The President has visited at least 27 countries and of course,
the state has spent millions of US dollars for her travel
expenses, as she believes her psychical presence in those
countries is very effective to lure foreign investment. However,
it is very difficult for Investment Coordinating Board (BKPM)
chairman Theo F. Toemion to back this up with concrete investment
data.
Foreign direct investment (FDI) continues to decline. FDI
approvals -- excluding those in the energy and financial sectors
-- plunged by 35 percent to US$9.7 billion last year from $15.06
billion in 2001.
Concurrently, domestic investment approvals has nose-dived
even more to Rp 25.26 trillion (US$2.8 billion) in 2002, 57
percent lower than the Rp 58.62 trillion in the previous year.
The problem is that the Cabinet has only been busy making
public statements without concrete policies to convince
investors. In response to severe criticism over the allegedly
crooked Customs and Excise Office, the President only replaced
its chief, and the old system remains -- it has not been changed
into a pre-shipment system as demanded by many.
The labor issue is likely the most crucial for the private
sector.
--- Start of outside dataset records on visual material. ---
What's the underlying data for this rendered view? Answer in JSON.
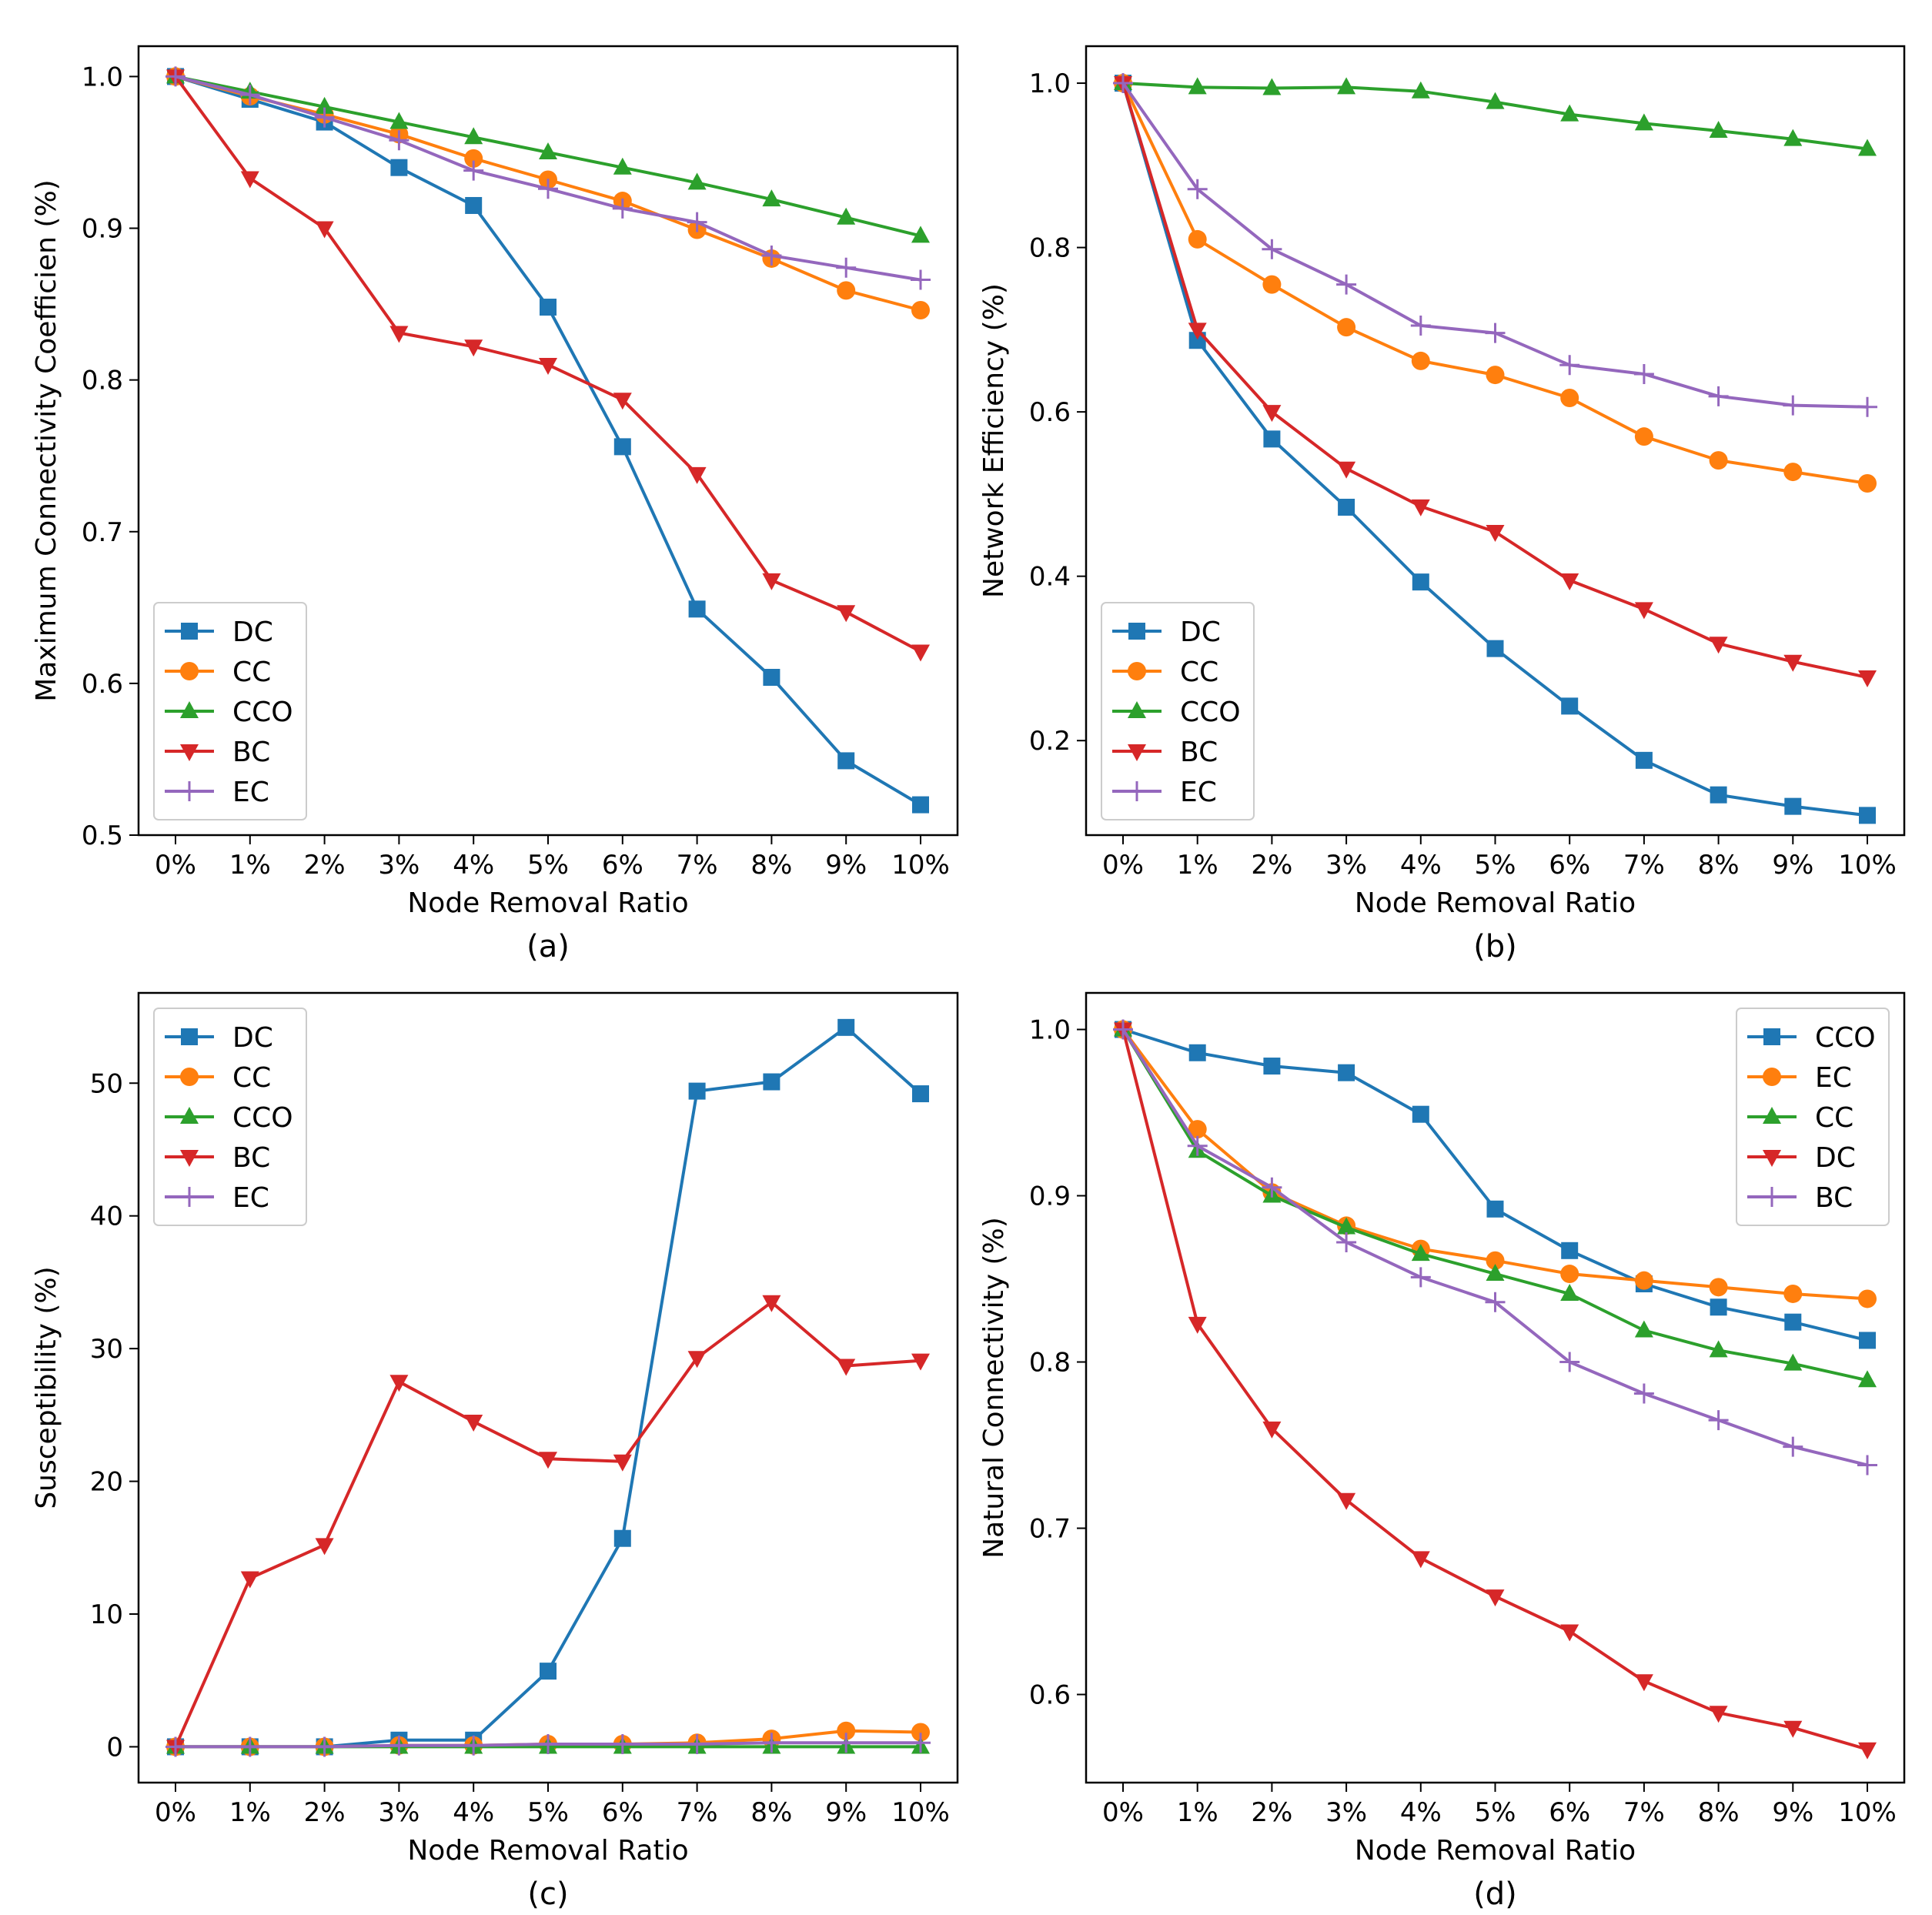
{
  "colors": {
    "blue": "#1f77b4",
    "orange": "#ff7f0e",
    "green": "#2ca02c",
    "red": "#d62728",
    "purple": "#9467bd"
  },
  "chart_data": [
    {
      "type": "line",
      "panel": "(a)",
      "xlabel": "Node Removal Ratio",
      "ylabel": "Maximum Connectivity Coefficien (%)",
      "x": [
        "0%",
        "1%",
        "2%",
        "3%",
        "4%",
        "5%",
        "6%",
        "7%",
        "8%",
        "9%",
        "10%"
      ],
      "ylim": [
        0.5,
        1.02
      ],
      "yticks": [
        0.5,
        0.6,
        0.7,
        0.8,
        0.9,
        1.0
      ],
      "ytick_labels": [
        "0.5",
        "0.6",
        "0.7",
        "0.8",
        "0.9",
        "1.0"
      ],
      "legend_position": "lower-left",
      "series": [
        {
          "name": "DC",
          "color": "blue",
          "marker": "square",
          "values": [
            1.0,
            0.985,
            0.97,
            0.94,
            0.915,
            0.848,
            0.756,
            0.649,
            0.604,
            0.549,
            0.52
          ]
        },
        {
          "name": "CC",
          "color": "orange",
          "marker": "circle",
          "values": [
            1.0,
            0.987,
            0.975,
            0.962,
            0.946,
            0.932,
            0.918,
            0.899,
            0.88,
            0.859,
            0.846
          ]
        },
        {
          "name": "CCO",
          "color": "green",
          "marker": "triangle-up",
          "values": [
            1.0,
            0.99,
            0.98,
            0.97,
            0.96,
            0.95,
            0.94,
            0.93,
            0.919,
            0.907,
            0.895
          ]
        },
        {
          "name": "BC",
          "color": "red",
          "marker": "triangle-down",
          "values": [
            1.0,
            0.933,
            0.9,
            0.831,
            0.822,
            0.81,
            0.787,
            0.738,
            0.668,
            0.647,
            0.621
          ]
        },
        {
          "name": "EC",
          "color": "purple",
          "marker": "plus",
          "values": [
            1.0,
            0.988,
            0.973,
            0.958,
            0.938,
            0.926,
            0.913,
            0.904,
            0.882,
            0.874,
            0.866
          ]
        }
      ]
    },
    {
      "type": "line",
      "panel": "(b)",
      "xlabel": "Node Removal Ratio",
      "ylabel": "Network Efficiency (%)",
      "x": [
        "0%",
        "1%",
        "2%",
        "3%",
        "4%",
        "5%",
        "6%",
        "7%",
        "8%",
        "9%",
        "10%"
      ],
      "ylim": [
        0.085,
        1.045
      ],
      "yticks": [
        0.2,
        0.4,
        0.6,
        0.8,
        1.0
      ],
      "ytick_labels": [
        "0.2",
        "0.4",
        "0.6",
        "0.8",
        "1.0"
      ],
      "legend_position": "lower-left",
      "series": [
        {
          "name": "DC",
          "color": "blue",
          "marker": "square",
          "values": [
            1.0,
            0.687,
            0.567,
            0.484,
            0.393,
            0.312,
            0.242,
            0.176,
            0.134,
            0.12,
            0.109
          ]
        },
        {
          "name": "CC",
          "color": "orange",
          "marker": "circle",
          "values": [
            1.0,
            0.81,
            0.755,
            0.703,
            0.662,
            0.645,
            0.617,
            0.57,
            0.541,
            0.527,
            0.513
          ]
        },
        {
          "name": "CCO",
          "color": "green",
          "marker": "triangle-up",
          "values": [
            1.0,
            0.995,
            0.994,
            0.995,
            0.99,
            0.977,
            0.962,
            0.951,
            0.942,
            0.932,
            0.92
          ]
        },
        {
          "name": "BC",
          "color": "red",
          "marker": "triangle-down",
          "values": [
            1.0,
            0.7,
            0.6,
            0.531,
            0.485,
            0.454,
            0.395,
            0.36,
            0.318,
            0.296,
            0.277
          ]
        },
        {
          "name": "EC",
          "color": "purple",
          "marker": "plus",
          "values": [
            1.0,
            0.871,
            0.798,
            0.755,
            0.705,
            0.696,
            0.657,
            0.646,
            0.619,
            0.608,
            0.606
          ]
        }
      ]
    },
    {
      "type": "line",
      "panel": "(c)",
      "xlabel": "Node Removal Ratio",
      "ylabel": "Susceptibility (%)",
      "x": [
        "0%",
        "1%",
        "2%",
        "3%",
        "4%",
        "5%",
        "6%",
        "7%",
        "8%",
        "9%",
        "10%"
      ],
      "ylim": [
        -2.7,
        56.8
      ],
      "yticks": [
        0,
        10,
        20,
        30,
        40,
        50
      ],
      "ytick_labels": [
        "0",
        "10",
        "20",
        "30",
        "40",
        "50"
      ],
      "legend_position": "upper-left",
      "series": [
        {
          "name": "DC",
          "color": "blue",
          "marker": "square",
          "values": [
            0.0,
            0.0,
            0.0,
            0.5,
            0.5,
            5.7,
            15.7,
            49.4,
            50.1,
            54.2,
            49.2
          ]
        },
        {
          "name": "CC",
          "color": "orange",
          "marker": "circle",
          "values": [
            0.0,
            0.0,
            0.0,
            0.1,
            0.1,
            0.2,
            0.2,
            0.3,
            0.6,
            1.2,
            1.1
          ]
        },
        {
          "name": "CCO",
          "color": "green",
          "marker": "triangle-up",
          "values": [
            0.0,
            0.0,
            0.0,
            0.0,
            0.0,
            0.0,
            0.0,
            0.0,
            0.0,
            0.0,
            0.0
          ]
        },
        {
          "name": "BC",
          "color": "red",
          "marker": "triangle-down",
          "values": [
            0.0,
            12.7,
            15.2,
            27.5,
            24.5,
            21.7,
            21.5,
            29.3,
            33.5,
            28.7,
            29.1
          ]
        },
        {
          "name": "EC",
          "color": "purple",
          "marker": "plus",
          "values": [
            0.0,
            0.0,
            0.0,
            0.1,
            0.1,
            0.2,
            0.2,
            0.2,
            0.3,
            0.3,
            0.3
          ]
        }
      ]
    },
    {
      "type": "line",
      "panel": "(d)",
      "xlabel": "Node Removal Ratio",
      "ylabel": "Natural Connectivity (%)",
      "x": [
        "0%",
        "1%",
        "2%",
        "3%",
        "4%",
        "5%",
        "6%",
        "7%",
        "8%",
        "9%",
        "10%"
      ],
      "ylim": [
        0.547,
        1.022
      ],
      "yticks": [
        0.6,
        0.7,
        0.8,
        0.9,
        1.0
      ],
      "ytick_labels": [
        "0.6",
        "0.7",
        "0.8",
        "0.9",
        "1.0"
      ],
      "legend_position": "upper-right",
      "series": [
        {
          "name": "CCO",
          "color": "blue",
          "marker": "square",
          "values": [
            1.0,
            0.986,
            0.978,
            0.974,
            0.949,
            0.892,
            0.867,
            0.847,
            0.833,
            0.824,
            0.813
          ]
        },
        {
          "name": "EC",
          "color": "orange",
          "marker": "circle",
          "values": [
            1.0,
            0.94,
            0.902,
            0.882,
            0.868,
            0.861,
            0.853,
            0.849,
            0.845,
            0.841,
            0.838
          ]
        },
        {
          "name": "CC",
          "color": "green",
          "marker": "triangle-up",
          "values": [
            1.0,
            0.927,
            0.9,
            0.881,
            0.865,
            0.853,
            0.841,
            0.819,
            0.807,
            0.799,
            0.789
          ]
        },
        {
          "name": "DC",
          "color": "red",
          "marker": "triangle-down",
          "values": [
            1.0,
            0.823,
            0.76,
            0.717,
            0.682,
            0.659,
            0.638,
            0.608,
            0.589,
            0.58,
            0.567
          ]
        },
        {
          "name": "BC",
          "color": "purple",
          "marker": "plus",
          "values": [
            1.0,
            0.93,
            0.905,
            0.872,
            0.851,
            0.836,
            0.8,
            0.781,
            0.765,
            0.749,
            0.738
          ]
        }
      ]
    }
  ]
}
Investors believe the increase in wages should also be in
line with rising productivity.
The President may think investors will come soon to Indonesia
after launching Invest in Indonesia Year 2003, and Dorodjatun
feels confident after making lengthy speeches in various fora.
But as to the measures which should be taken, "There are
hundreds of things that can be done very quickly to improve the
situation," said World Bank country director for Indonesia Andrew
Steer about investment in Indonesia.